Next week, the leaders of the world's seven largest economies will gather in southern France for the Group of Seven summit. Joining them, at the direct invitation of French President Emmanuel Macron, will be three of the most watched figures in artificial intelligence: Dario Amodei of Anthropic, Sam Altman of OpenAI, and Demis Hassabis of Google DeepMind. Their presence, on a schedule that includes sessions on frontier AI risks, economic disruption, and global governance, marks the clearest signal yet that AI is no longer a technology-policy side conversation. It has moved to the main stage, with the people who build the most powerful models sitting across from the heads of state who must decide what to do about them.
Who France Is Inviting
The French presidential office confirmed the attendees on June 12, ahead of the summit running June 15-17 in Cannes. The invitation to AI chief executives reflects a deliberate choice by Macron, who has positioned France as a bridge between AI's economic potential and its societal risks. For Amodei and Anthropic, the timing is notable. Two days before the summit opens, the Anthropic CEO published "Policy on the AI Exponential," a sweeping essay arguing for FAA-style mandatory testing of advanced AI models, government authority to block deployment of dangerous systems, and a coordinated global framework for managing the technology's economic fallout. The essay landed with unusual weight across Washington and Brussels. Its arguments are now on the table in Cannes.
Altman, who attended the G7 in 2023 on a separate policy tour, has focused his G7 messaging on youth safety and the specific dual-use risks of frontier AI in cyber and biological domains. Hassabis, who leads the lab behind Gemini, brings a perspective shaped by DeepMind's long history of publishing safety research before capabilities. The three executives do not always agree, but their presence together at a summit of heads of state is itself a data point.
G7 AI Summit: Key Facts
- Summit datesJune 15-17, 2026
- LocationCannes, France (Macron hosting)
- AI CEOs confirmedDario Amodei, Sam Altman, Demis Hassabis
- Anthropic policy commitment$350 million (research fund + fellowships)

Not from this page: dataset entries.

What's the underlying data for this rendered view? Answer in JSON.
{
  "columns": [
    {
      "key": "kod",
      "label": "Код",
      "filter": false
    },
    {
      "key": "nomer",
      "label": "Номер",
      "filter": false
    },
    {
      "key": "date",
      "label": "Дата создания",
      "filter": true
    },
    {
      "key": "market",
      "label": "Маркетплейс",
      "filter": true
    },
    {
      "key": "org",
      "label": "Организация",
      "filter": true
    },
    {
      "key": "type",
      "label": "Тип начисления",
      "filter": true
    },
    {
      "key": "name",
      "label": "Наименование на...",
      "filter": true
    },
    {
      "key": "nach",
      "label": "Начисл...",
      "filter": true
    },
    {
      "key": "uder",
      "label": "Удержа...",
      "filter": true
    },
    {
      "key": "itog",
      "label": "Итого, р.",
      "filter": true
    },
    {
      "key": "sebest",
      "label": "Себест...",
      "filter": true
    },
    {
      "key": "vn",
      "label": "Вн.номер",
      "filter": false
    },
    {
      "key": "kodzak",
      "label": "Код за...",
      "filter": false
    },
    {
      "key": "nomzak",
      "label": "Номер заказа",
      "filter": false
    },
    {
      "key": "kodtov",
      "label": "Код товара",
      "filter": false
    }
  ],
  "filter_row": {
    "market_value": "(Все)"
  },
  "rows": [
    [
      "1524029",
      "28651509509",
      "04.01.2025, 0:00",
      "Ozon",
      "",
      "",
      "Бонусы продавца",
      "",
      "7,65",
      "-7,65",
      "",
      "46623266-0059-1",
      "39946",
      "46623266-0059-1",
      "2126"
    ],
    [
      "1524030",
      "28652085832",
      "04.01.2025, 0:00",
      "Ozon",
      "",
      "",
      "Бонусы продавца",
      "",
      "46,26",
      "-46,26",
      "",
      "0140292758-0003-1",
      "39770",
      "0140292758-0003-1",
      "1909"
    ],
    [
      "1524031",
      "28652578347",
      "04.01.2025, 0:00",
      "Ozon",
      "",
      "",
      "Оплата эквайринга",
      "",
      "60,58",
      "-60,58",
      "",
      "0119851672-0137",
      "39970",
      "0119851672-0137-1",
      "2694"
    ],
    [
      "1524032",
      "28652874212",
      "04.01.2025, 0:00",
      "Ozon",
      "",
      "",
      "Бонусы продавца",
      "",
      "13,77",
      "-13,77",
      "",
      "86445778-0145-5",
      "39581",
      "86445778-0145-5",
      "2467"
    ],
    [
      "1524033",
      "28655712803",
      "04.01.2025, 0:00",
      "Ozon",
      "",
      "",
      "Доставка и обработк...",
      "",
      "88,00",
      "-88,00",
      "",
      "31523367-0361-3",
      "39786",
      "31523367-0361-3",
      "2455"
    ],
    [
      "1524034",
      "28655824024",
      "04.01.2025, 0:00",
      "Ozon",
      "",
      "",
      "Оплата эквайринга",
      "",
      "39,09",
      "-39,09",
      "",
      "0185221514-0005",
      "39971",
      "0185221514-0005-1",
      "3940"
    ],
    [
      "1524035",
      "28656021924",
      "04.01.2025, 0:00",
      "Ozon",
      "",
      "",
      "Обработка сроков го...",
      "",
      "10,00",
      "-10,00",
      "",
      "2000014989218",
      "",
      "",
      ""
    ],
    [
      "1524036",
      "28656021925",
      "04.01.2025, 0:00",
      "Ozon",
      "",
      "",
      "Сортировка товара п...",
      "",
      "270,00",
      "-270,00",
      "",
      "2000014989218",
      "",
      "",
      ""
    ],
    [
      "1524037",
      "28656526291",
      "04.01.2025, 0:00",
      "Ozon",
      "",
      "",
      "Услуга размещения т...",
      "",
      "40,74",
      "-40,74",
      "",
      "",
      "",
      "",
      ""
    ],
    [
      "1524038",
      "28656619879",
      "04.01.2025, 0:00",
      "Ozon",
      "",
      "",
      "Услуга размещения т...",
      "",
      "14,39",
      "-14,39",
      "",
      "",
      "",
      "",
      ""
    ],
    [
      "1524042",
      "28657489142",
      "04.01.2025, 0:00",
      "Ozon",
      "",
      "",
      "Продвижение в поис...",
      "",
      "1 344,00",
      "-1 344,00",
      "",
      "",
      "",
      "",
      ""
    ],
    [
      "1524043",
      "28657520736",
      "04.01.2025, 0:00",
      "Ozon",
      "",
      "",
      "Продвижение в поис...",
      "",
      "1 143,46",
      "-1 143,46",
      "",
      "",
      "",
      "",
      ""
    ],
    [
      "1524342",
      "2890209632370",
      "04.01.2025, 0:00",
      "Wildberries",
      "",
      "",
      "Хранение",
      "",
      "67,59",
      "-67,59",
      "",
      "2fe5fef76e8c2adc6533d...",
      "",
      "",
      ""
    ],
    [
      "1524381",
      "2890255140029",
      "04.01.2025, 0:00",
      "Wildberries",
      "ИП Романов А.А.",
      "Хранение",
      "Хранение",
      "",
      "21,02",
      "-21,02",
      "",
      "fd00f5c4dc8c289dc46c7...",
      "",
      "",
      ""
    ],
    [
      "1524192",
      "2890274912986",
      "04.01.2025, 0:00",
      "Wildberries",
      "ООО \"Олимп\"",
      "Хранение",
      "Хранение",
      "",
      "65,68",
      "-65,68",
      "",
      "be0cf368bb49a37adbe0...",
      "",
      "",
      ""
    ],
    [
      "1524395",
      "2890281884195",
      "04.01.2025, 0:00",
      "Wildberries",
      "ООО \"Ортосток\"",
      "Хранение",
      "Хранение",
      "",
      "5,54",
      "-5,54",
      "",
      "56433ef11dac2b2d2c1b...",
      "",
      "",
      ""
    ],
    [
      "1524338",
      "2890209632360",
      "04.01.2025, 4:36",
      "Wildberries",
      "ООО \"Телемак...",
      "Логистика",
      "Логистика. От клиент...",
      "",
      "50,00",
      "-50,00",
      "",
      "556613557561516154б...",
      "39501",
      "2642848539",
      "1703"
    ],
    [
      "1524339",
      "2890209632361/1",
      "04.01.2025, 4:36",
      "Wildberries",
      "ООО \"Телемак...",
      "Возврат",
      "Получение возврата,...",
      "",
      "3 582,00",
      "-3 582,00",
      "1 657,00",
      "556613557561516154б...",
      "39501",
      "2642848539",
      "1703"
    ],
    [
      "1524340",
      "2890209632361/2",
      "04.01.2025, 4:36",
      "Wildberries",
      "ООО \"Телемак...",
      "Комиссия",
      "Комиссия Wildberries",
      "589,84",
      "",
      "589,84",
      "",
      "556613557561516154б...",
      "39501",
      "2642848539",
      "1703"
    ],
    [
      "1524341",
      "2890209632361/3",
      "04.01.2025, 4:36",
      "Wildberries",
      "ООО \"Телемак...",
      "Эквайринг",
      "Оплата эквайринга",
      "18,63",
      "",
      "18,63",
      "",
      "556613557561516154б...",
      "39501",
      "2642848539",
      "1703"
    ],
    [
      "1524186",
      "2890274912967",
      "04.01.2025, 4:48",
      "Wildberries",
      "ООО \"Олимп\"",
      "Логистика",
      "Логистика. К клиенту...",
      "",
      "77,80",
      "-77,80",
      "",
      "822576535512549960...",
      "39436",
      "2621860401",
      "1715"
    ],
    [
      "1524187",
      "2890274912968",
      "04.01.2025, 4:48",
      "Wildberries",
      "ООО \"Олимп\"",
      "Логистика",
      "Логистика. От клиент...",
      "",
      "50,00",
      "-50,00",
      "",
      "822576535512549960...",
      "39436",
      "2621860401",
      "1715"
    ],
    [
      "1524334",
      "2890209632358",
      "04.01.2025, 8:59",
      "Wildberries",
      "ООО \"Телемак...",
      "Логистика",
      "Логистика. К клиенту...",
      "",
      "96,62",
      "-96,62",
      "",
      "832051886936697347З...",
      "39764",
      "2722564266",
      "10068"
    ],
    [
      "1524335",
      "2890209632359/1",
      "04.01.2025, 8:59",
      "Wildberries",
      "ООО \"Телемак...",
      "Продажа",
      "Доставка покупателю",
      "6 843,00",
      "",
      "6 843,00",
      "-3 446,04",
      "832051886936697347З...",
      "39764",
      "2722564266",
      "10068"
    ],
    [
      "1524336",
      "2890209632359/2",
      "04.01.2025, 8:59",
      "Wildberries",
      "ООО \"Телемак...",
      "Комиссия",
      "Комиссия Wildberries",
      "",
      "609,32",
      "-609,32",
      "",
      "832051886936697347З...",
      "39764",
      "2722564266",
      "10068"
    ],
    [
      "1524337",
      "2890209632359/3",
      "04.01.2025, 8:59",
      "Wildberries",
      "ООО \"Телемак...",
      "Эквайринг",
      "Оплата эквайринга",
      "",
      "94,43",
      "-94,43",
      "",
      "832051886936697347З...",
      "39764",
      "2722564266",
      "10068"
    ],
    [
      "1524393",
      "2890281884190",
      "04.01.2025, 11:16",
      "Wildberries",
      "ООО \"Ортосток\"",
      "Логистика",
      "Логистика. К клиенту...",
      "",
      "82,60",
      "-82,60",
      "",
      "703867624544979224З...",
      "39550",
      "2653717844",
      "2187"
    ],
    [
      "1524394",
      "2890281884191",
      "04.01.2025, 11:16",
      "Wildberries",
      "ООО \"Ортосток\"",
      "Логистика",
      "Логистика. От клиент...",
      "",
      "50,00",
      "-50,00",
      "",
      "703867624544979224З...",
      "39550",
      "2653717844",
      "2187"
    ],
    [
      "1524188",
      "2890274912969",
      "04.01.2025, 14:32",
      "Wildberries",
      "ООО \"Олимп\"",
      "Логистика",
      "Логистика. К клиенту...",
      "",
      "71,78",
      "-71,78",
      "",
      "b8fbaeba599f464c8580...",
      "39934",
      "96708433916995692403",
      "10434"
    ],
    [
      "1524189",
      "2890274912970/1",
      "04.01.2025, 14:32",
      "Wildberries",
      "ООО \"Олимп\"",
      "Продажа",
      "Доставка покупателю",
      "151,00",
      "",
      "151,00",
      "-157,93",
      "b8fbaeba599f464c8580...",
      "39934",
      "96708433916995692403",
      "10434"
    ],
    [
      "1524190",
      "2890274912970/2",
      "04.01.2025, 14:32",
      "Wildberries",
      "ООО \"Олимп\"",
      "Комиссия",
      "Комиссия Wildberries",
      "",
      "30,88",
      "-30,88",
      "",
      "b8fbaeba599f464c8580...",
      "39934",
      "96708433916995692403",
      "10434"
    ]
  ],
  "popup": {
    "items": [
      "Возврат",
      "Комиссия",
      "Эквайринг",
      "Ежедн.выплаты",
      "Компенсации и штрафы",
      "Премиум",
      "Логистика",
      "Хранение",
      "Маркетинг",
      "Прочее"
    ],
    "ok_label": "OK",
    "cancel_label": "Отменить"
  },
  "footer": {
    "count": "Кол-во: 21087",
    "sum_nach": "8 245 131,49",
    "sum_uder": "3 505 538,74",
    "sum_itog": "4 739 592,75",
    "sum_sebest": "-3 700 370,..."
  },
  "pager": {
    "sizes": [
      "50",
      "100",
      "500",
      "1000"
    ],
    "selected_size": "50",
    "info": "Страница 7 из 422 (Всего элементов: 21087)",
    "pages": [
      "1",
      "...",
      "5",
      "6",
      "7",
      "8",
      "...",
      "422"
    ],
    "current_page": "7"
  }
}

- Proposed oversight modelFAA-style mandatory third-party testing
- Regulatory askGovernment authority to block high-risk model deployments
What Anthropic Wants from the Room
Anthropic has said publicly that it wants the G7 to take up two threads from its policy roadmap. The first is the economic case. The company has pledged $350 million in June to fund research on AI's impact on labor markets and to place early-career workers in nonprofits through the Claude Corps fellowship program. Amodei's position on jobs is not that automation is inevitable and workers must adapt — his argument is that the disruption could exceed anything produced by prior waves of industrial change, last longer, and fall hardest on white-collar workers who have historically been insulated from technological displacement. He wants G7 governments to explore retention tax incentives for employers, wage insurance for workers who take lower-paying jobs after displacement, and an international body to monitor labor-market effects in real time.
The second thread is regulatory architecture. Amodei is calling for frontier AI models, above a compute threshold to be defined by a technical body, to undergo mandatory independent safety evaluations before deployment. The testing would cover four areas: cybersecurity, biological weapons, loss of control of AI systems, and the capacity of a model to accelerate any of these risks through autonomous research. If a model fails those evaluations, the government should hold legal authority to block or delay its release. This is a significant departure from the position most AI companies have held — that voluntary transparency and industry self-governance are sufficient.
"I believe the best analogy, at least at the current stage of the exponential, is to cars, airplanes, or drugs — powerful technologies essential to the modern economy, but capable of killing large numbers of people if designed or operated poorly." Dario Amodei, "Policy on the AI Exponential," June 2026
What a Diplomatic Summit Can Actually Do
The G7 has a mixed record on technology governance. On digital taxation, the group spent a decade on declarations before a framework emerged. On AI specifically, the Hiroshima process launched in 2023 produced voluntary principles but no binding mechanism. The presence of Amodei, Altman, and Hassabis does not guarantee that this summit will be different. What it does is compress the distance between the people writing the most capable AI systems and the people writing the rules about them.
For Anthropic, whose competitive position depends partly on being recognized as the safety-conscious lab, there is clear interest in shaping international norms before they are imposed unilaterally by individual regulators. The EU AI Act has already set mandatory risk-classification requirements that apply to frontier models. Several G7 members, including Japan and the United Kingdom, are building their own evaluation frameworks. A G7 consensus on minimum testing standards would, from Anthropic's standpoint, be more workable than a patchwork of diverging national rules. Whether that consensus materializes is another question. For now, Cannes will at least give the conversation a room that includes both the people who can make the rules and the people who will have to live by them.